I usually want to go somewhere to see something old or to party somewhere new. But at the end of a month in which I had been caught up in riots in Istanbul and revolution in Cairo, a month when too many people pointed guns in my face, I wanted to go somewhere to switch off. Somewhere all I would be obliged to do was swim, eat and sleep; where I wouldn’t have to see anything but the sun on a blue sheet of water or words on a white page.
I thought I knew Greece, but I had never heard of Pelion until friends told me about the simple stone house they were staying in, the perfect swimming, the unripened food, the joys of pine- and olive-covered slopes and deserted pebble beaches. When they went on about it as a forgotten corner of Greece, I thought maybe they were exaggerating. But they weren’t.

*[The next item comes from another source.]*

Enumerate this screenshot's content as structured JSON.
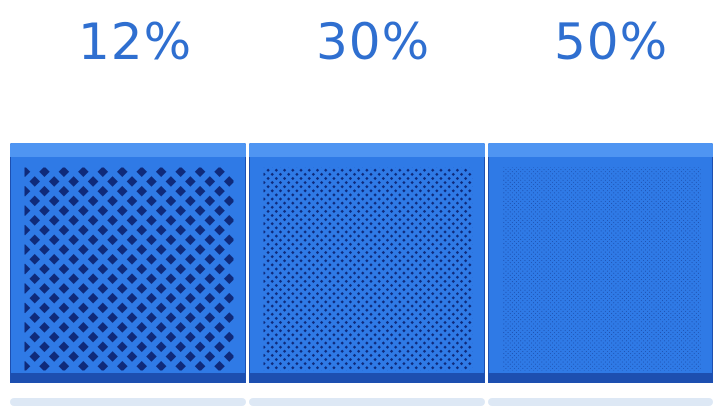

The peninsula pokes out into the Aegean and then bends back towards the mainland about halfway between Athens and Thessaloniki. The city of Volos and its port sit at the top of this huge bay, Mount Pelion towering above them. And a ridge of hills runs down from the mountain to the southernmost tip, its slopes as thick with chestnut forests and olive groves as they are with myths. Jason and his Argonauts sailed from Pagasae near Volos in search of the golden eece. The forested hills were home to the centaurs, half-man, half-horse, and in a cave on the slopes of Mount Pelion, the semi-divine centaur Chiron instructed Achilles before the hero went to war. This was where gods and mortals feasted together: it was at one of these that Paris was asked to choose the most beautiful woman in all the world, a conversation that led to the Trojan War. More recently, but still long ago, Christian monks came in search of retreat. Like the more famous Mount Athos, on the other side of Thessaloniki, Pelion is dotted with monasteries, some still thriving, some dating to the time of the Crusades. So if this place of respite and pleasure was good enough for gods and mystics, surely it would do for me?
Tom Parker
A beach on the Pagasetic Gulf
It would, and it does. I was happy the first moment I drove down the twisting coast road, even sitting behind a slow local bus. It was late in the day and the light was soft in the olive trees. Over the treetops I caught glimpses of the flat, shifting blues of the Pagasetic Gulf. For a couple of weeks I stayed close to the house I had rented, swimming off its small, stony beach in water as clear as air, making occasional visits to nearby Argalasti or one of the small seaside villages for food and drink. Day by day, the place worked its subtle, irresistible magic. But it was only when I got home, rested, tanned, exercised, restored, that I realised the full wonder of it. The more I talked about it, the more I felt I was describing a version of Greece I had known as a student, when I had slept on beaches on Serifos, Sifnos and elsewhere in the Cyclades, chased fish by day and girls at night. It was busy enough to be accessible and interesting but still relatively undeveloped.
Part of the joy of Pelion is that it has no high-profile or large-scale tourism. For most travel companies, as for most of their clients, it is as off the map as the Empty Quarter.
Tom Parker
Overlooking a bay near Milies
In winter, when it snows, people come from Thessaloniki and Athens to use the chair lifts and ski down Mount Pelion. In summer, the same sort of people come to swim and sleep. Many are from old Pelion families and still own houses in the hilltop villages. Others, like me, are foreigners and prefer to stay closer to the water. Which is to say that the place is empty. Argalasti’s Saturday market, the region’s only fresh food and farmers’ market, can get crowded with people from the peninsula alongside Greek, British and German holidaymakers buying tuna, mackerel and sardines from the back of a pick-up, or wildflower honey from an old hippie, or pickled mushrooms, dried thyme and oregano, tresses of garlic, locally pressed olive oil… But where are they the rest of the time?
If you didn’t know better, even in what passes for the high season, you might think some favoured son of the region had died. I thought that myself on my first visit to a café in Argalasti, for the owner had such a hang-dog face, but he turned out to be happy to talk. So what happened? The answer, I discovered, was that people had gone to the hills. On that first visit to Pelion, I didn’t recognise the cultural gap between villages along the coast and those in the mountains.
It is less than 80km from Volos to the tip of the peninsula, and half that distance across the spine from the gulf to the Aegean Sea. When Greece was part of the Ottoman Empire, imperial collectors extracted tax from the ports but were less successful up the slopes (their modern counterparts seem to have similar issues). For that reason, most people chose to live in the hills, coming down to makeshift huts and houses if they needed to work their fields or harvest trees. Long before the road ran down the coast, a network of stone-paved paths – kalderimi – linked the upper settlements. From these centres of commerce and culture, other paths led to the ports along which villagers carried chestnuts, cheese, cured meats, leathers, silk and whatever else they could trade down those vertiginous slopes to the sea. Life changed in the 19th century when cheap British fabrics put some of the region’s silkmakers out of business. Some went to Egypt, where they made fortunes in cotton and tobacco. Many sent money home to build huge neoclassical mansions, which still decorate the peninsula and add grandeur to old villages.